In the flibe-cooled reactor technology (Kairos), the FLiBe salt would be heated by conduction from the hot graphite spheres that contained thousands of coated particles of enriched uranium fuel. There would be a small amount of heating from neutrons, but the overwhelming majority would be heating through conduction. The FLiBe salt wouldn’t contain any nuclear fuels and would pass out of the reactor carrying enthalpy to another salt, probably a nitrate salt, which would then raise steam in a steam generator. That steam would likely drive a supercritical steam turbine to generate electrical power.

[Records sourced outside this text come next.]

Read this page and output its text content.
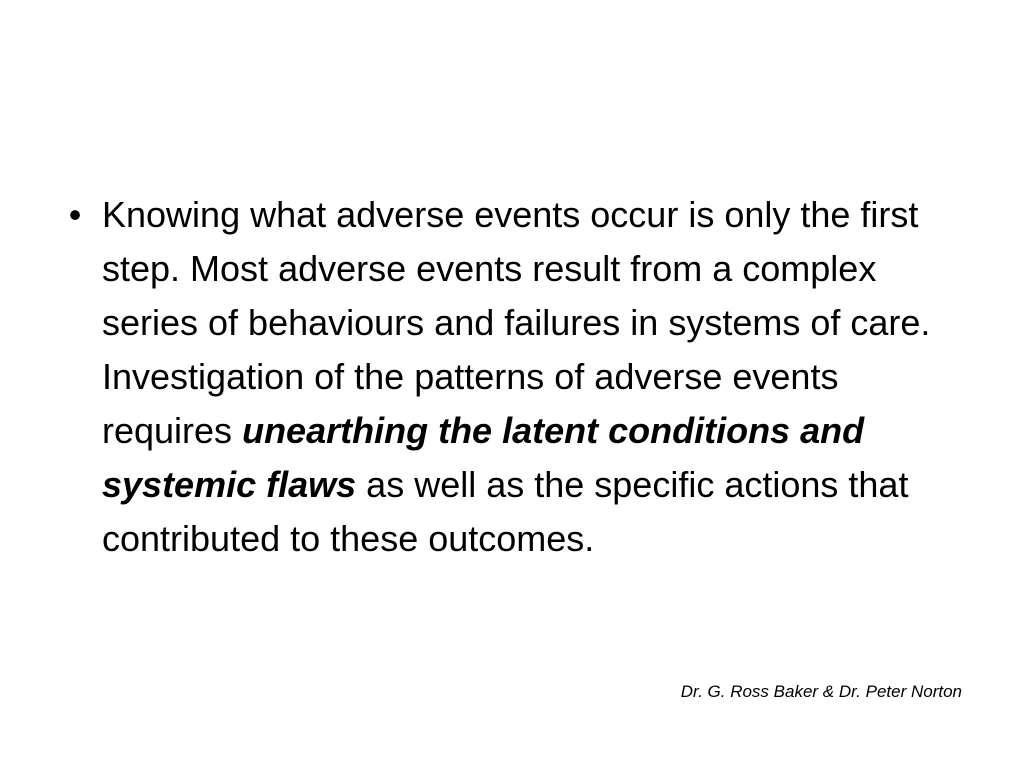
• Knowing what adverse events occur is only the first step. Most adverse events result from a complex series of behaviours and failures in systems of care. Investigation of the patterns of adverse events requires unearthing the latent conditions and systemic flaws as well as the specific actions that contributed to these outcomes.
Dr. G. Ross Baker & Dr. Peter Norton
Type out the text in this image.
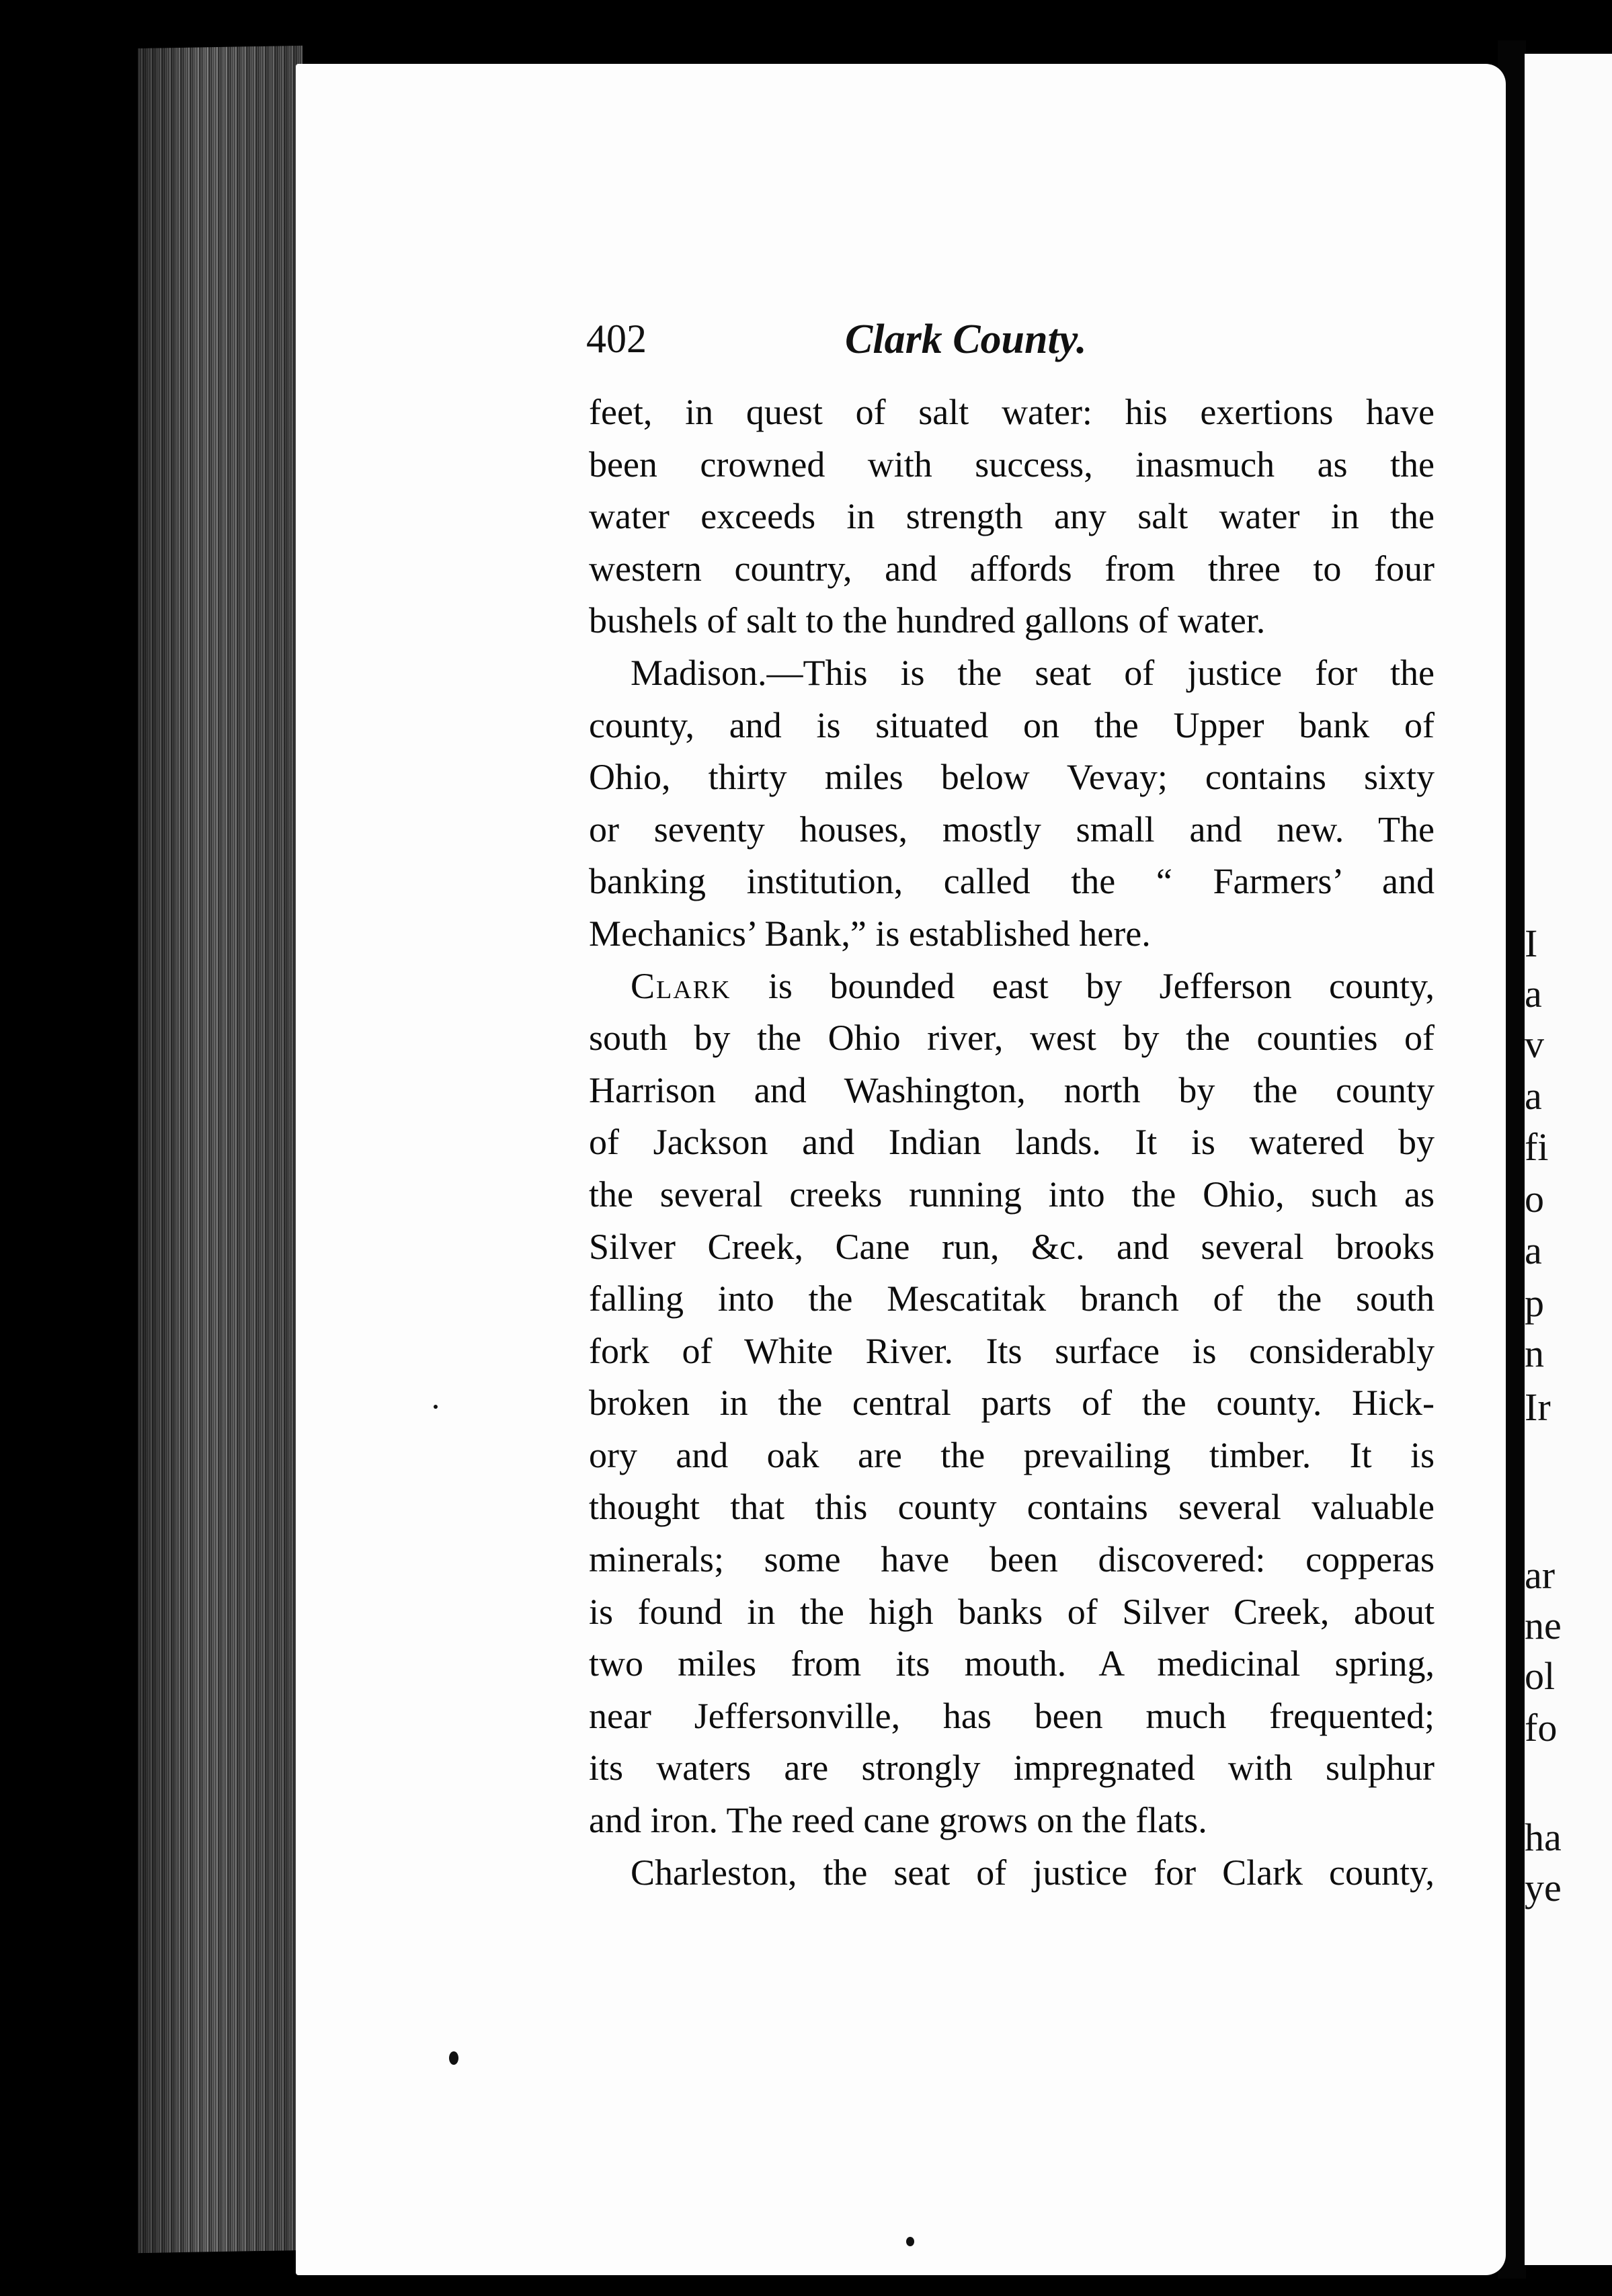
I
a
v
a
fi
o
a
p
n
Ir
ar
ne
ol
fo
ha
ye
402	Clark County.
feet, in quest of salt water: his exertions have
been crowned with success, inasmuch as the
water exceeds in strength any salt water in the
western country, and affords from three to four
bushels of salt to the hundred gallons of water.
Madison.—This is the seat of justice for the
county, and is situated on the Upper bank of
Ohio, thirty miles below Vevay; contains sixty
or seventy houses, mostly small and new. The
banking institution, called the “ Farmers’ and
Mechanics’ Bank,” is established here.
Clark is bounded east by Jefferson county,
south by the Ohio river, west by the counties of
Harrison and Washington, north by the county
of Jackson and Indian lands. It is watered by
the several creeks running into the Ohio, such as
Silver Creek, Cane run, &c. and several brooks
falling into the Mescatitak branch of the south
fork of White River. Its surface is considerably
broken in the central parts of the county. Hick-
ory and oak are the prevailing timber. It is
thought that this county contains several valuable
minerals; some have been discovered: copperas
is found in the high banks of Silver Creek, about
two miles from its mouth. A medicinal spring,
near Jeffersonville, has been much frequented;
its waters are strongly impregnated with sulphur
and iron. The reed cane grows on the flats.
Charleston, the seat of justice for Clark county,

In a D-T fusion reactor, a blanket filled with FLiBe would be heated several ways. The largest heating term would come from the slowing-down of high-energy (14.6 MeV) neutrons from the D-T reaction. The intent of the design would be for these neutrons to strike lithium-6 nuclei and fission them into helium-4 and tritium (hydrogen-3). This would produce replacement tritium for the D-T fusion reactor. Each fission of lithium-6 would release another 4.6 MeV into the FLiBe blanket. There would also be a need for neutron multiplication, since not every fusion neutron will end up creating another triton. Beryllium is envisioned as a neutron multiplier in the reactor blanket. A high-energy neutron would strike beryllium-9 and fission it into two nuclei of helium-4 (alpha particles) and release another neutron. Thus the overall process in the D-T reactor blanket is the fissioning of lithium-6 and beryllium-9 to release neutrons, tritium, and helium. The hot FLiBe would then be pumped out of the blanket region and heat another salt, perhaps, in order to raise steam, or perhaps directly heat supercritical CO2. That is apparently yet to be determined for most D-T fusion designs.

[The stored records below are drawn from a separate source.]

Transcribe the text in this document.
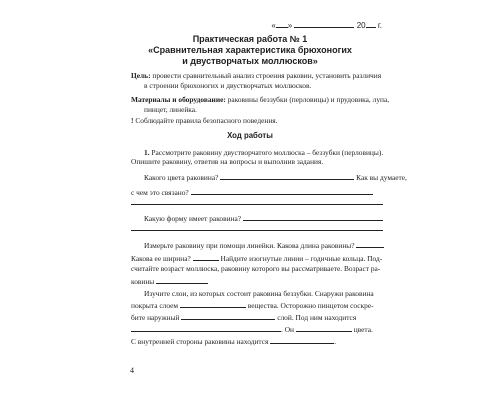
« »	20 г.
Практическая работа № 1
«Сравнительная характеристика брюхоногих
и двустворчатых моллюсков»
Цель: провести сравнительный анализ строения раковин, установить различия
в строении брюхоногих и двустворчатых моллюсков.
Материалы и оборудование: раковины беззубки (перловицы) и прудовика, лупа,
пинцет, линейка.
! Соблюдайте правила безопасного поведения.
Ход работы
1. Рассмотрите раковину двустворчатого моллюска – беззубки (перловицы).
Опишите раковину, ответив на вопросы и выполнив задания.
Какого цвета раковина?	Как вы думаете,
с чем это связано?
Какую форму имеет раковина?
Измерьте раковину при помощи линейки. Какова длина раковины?
Какова ее ширина?	Найдите изогнутые линии – годичные кольца. Под-
считайте возраст моллюска, раковину которого вы рассматриваете. Возраст ра-
ковины
Изучите слои, из которых состоит раковина беззубки. Снаружи раковина
покрыта слоем	вещества. Осторожно пинцетом соскре-
бите наружный	слой. Под ним находится
. Он	цвета.
С внутренней стороны раковины находится	.
4
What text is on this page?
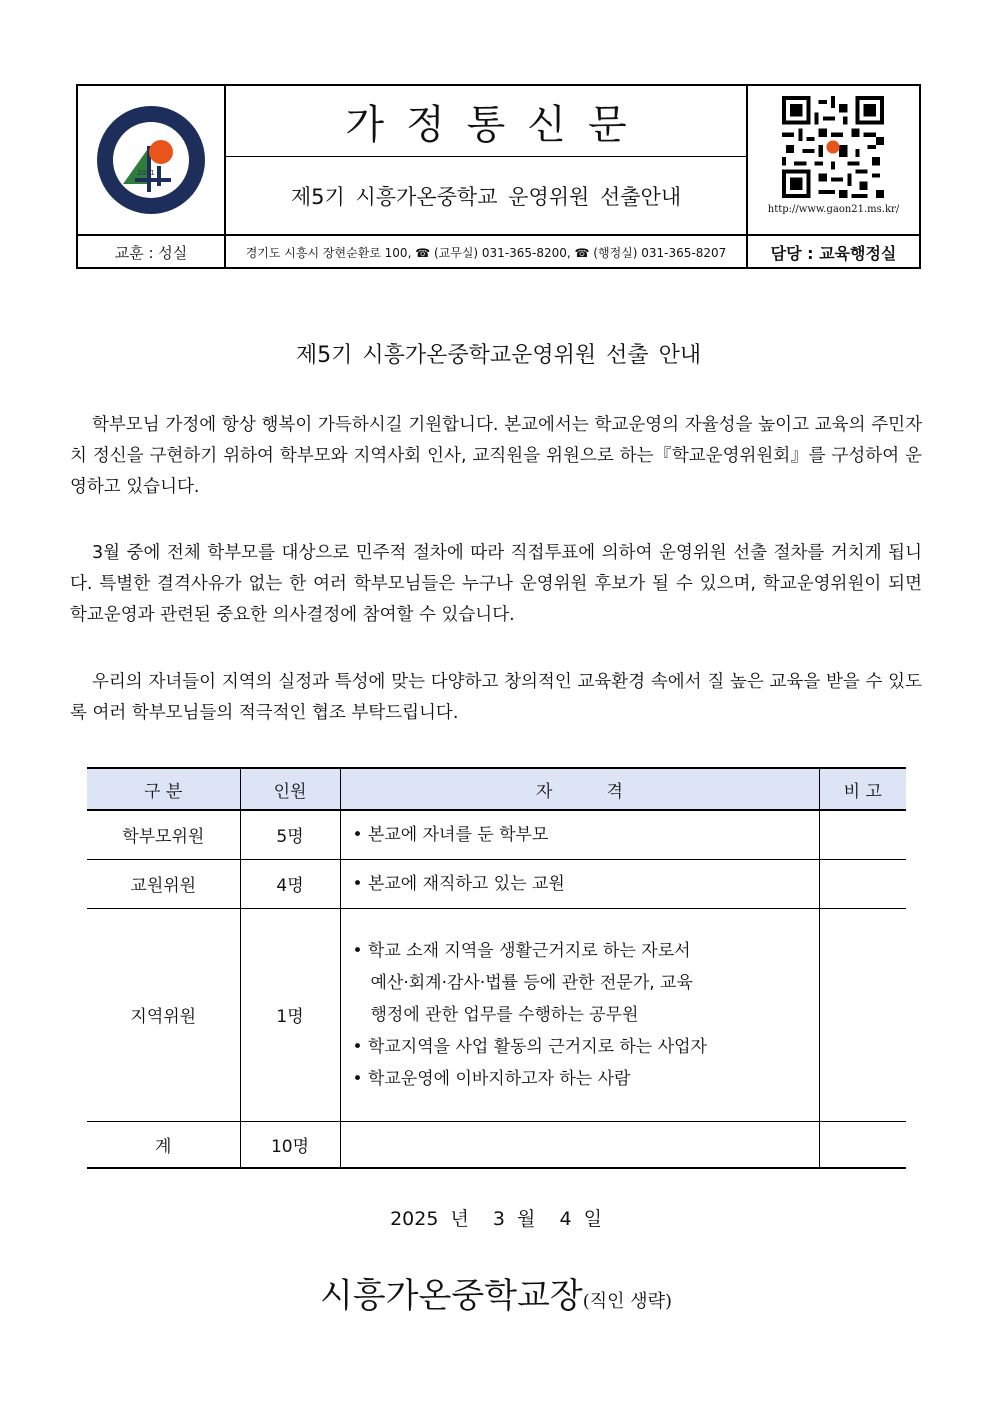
2021
가정통신문
제5기 시흥가온중학교 운영위원 선출안내
http://www.gaon21.ms.kr/
교훈 : 성실	경기도 시흥시 장현순환로 100, ☎ (교무실) 031-365-8200, ☎ (행정실) 031-365-8207	담당 : 교육행정실
제5기 시흥가온중학교운영위원 선출 안내

학부모님 가정에 항상 행복이 가득하시길 기원합니다. 본교에서는 학교운영의 자율성을 높이고 교육의 주민자치 정신을 구현하기 위하여 학부모와 지역사회 인사, 교직원을 위원으로 하는『학교운영위원회』를 구성하여 운영하고 있습니다.

3월 중에 전체 학부모를 대상으로 민주적 절차에 따라 직접투표에 의하여 운영위원 선출 절차를 거치게 됩니다. 특별한 결격사유가 없는 한 여러 학부모님들은 누구나 운영위원 후보가 될 수 있으며, 학교운영위원이 되면 학교운영과 관련된 중요한 의사결정에 참여할 수 있습니다.

우리의 자녀들이 지역의 실정과 특성에 맞는 다양하고 창의적인 교육환경 속에서 질 높은 교육을 받을 수 있도록 여러 학부모님들의 적극적인 협조 부탁드립니다.

구 분	인원	자          격	비 고
학부모위원	5명	• 본교에 자녀를 둔 학부모	

교원위원	4명	• 본교에 재직하고 있는 교원	

지역위원	1명	• 학교 소재 지역을 생활근거지로 하는 자로서
예산·회계·감사·법률 등에 관한 전문가, 교육
행정에 관한 업무를 수행하는 공무원
• 학교지역을 사업 활동의 근거지로 하는 사업자
• 학교운영에 이바지하고자 하는 사람	

계	10명		
2025 년  3 월  4 일
시흥가온중학교장(직인 생략)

Most people do not think about the fusion reactor having a fission blanket, but that is what is really going on. With that high-energy (14.6 MeV) neutron, certain reactions are feasible in the D-T reactor blanket that are a lot less common with the lower-energy neutrons that are born from the fission of uranium or plutonium (2 to 6 MeV). That simple fact may end up being very important.

One thought on “Lithium-fluoride reactors and fusion synergies

  1. General discussions around “Fusion vs Fission” sounds like either-or alternatives, so it’s refreshing to see how fusion and fission communities may have aligned interests after all. There seem to be so many challenges for fusion innovators to overcome, including the extreme plasma temperatures, systems and materials that can survive intense neutron bombardment, scarcity of tritium, and neutron breeding. The use of a FlIBe blanket as an innovative solution for headway in addressing both the containment and neutron multiplication challenges is fascinating. Thanks for these new insights, Kirk!